В этой статье я не могу полностью раскрыть огромную тему «Островский на сцене Александринского театра». Моя задача скромнее. Я хочу рассказать об игре великих исполнителей Островского на сцене театра, об их достижениях, {17} которые наблюдал сам. Хочу поделиться собственным творческим опытом, опытом актера, сыгравшего пятнадцать ролей в пьесах Островского.

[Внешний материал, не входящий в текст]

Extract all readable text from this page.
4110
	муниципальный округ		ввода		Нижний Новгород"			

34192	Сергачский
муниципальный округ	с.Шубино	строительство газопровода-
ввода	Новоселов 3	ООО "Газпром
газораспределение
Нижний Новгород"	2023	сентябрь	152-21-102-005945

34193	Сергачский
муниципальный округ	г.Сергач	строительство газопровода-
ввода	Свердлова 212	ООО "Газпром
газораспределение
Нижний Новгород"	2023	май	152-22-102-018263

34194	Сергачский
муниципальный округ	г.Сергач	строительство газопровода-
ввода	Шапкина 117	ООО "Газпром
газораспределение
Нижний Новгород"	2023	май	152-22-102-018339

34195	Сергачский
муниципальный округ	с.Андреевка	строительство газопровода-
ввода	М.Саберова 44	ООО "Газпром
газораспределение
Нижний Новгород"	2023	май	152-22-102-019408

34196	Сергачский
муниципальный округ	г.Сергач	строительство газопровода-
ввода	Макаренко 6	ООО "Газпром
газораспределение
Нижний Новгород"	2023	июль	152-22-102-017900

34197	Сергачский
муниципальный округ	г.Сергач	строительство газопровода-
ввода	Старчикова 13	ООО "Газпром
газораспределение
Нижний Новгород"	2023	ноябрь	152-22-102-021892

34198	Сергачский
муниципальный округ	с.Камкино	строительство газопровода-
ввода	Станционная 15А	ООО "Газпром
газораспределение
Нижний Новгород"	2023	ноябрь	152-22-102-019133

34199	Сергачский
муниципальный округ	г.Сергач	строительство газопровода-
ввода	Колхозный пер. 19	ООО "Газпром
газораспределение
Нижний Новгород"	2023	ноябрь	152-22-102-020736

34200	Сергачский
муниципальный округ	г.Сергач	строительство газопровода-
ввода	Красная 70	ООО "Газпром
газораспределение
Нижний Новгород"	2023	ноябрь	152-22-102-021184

… С творчеством великого драматурга я познакомился еще в детстве. Дело в том, что в поселке Лозовая, где я родился и вырос, гимназии не было, и я состоял экстерном при Луганской гимназии. Одним из учителей, которые готовили меня к экзаменам по русскому языку, был Федор Иванович Дудкин. Я сохранил о нем самые светлые воспоминания. Демократ в лучшем, полном смысле слова, чудесной души человек, он прекрасно знал русский язык и литературу, а к тому же был большим театралом, артистом-любителем. Он первый заронил в мою, тогда еще детскую, душу (а мне было в то время тринадцать лет) любовь к театру и, в частности, к драматургии Островского, страстным поклонником которого был сам. Впервые я увидел Островского на любительской сцене. Это было «Доходное место». Вышеупомянутый мною учитель Федор Иванович Дудкин исполнял роль Жадова.

В то время в театре я разбирался плохо, но поскольку это было первое впечатление, полученное мною от театра, оно было чрезвычайно сильным и я долго его помнил. Потом, когда уже сам стал актером, я понял, что Федор Иванович был самый посредственный Жадов. Но все же я ему до сих пор благодарен за то, что он первый дал мне возможность, правда, еще только как зрителю, вкусить блаженство и сладость театра и крепко задуматься над таинством театрального искусства.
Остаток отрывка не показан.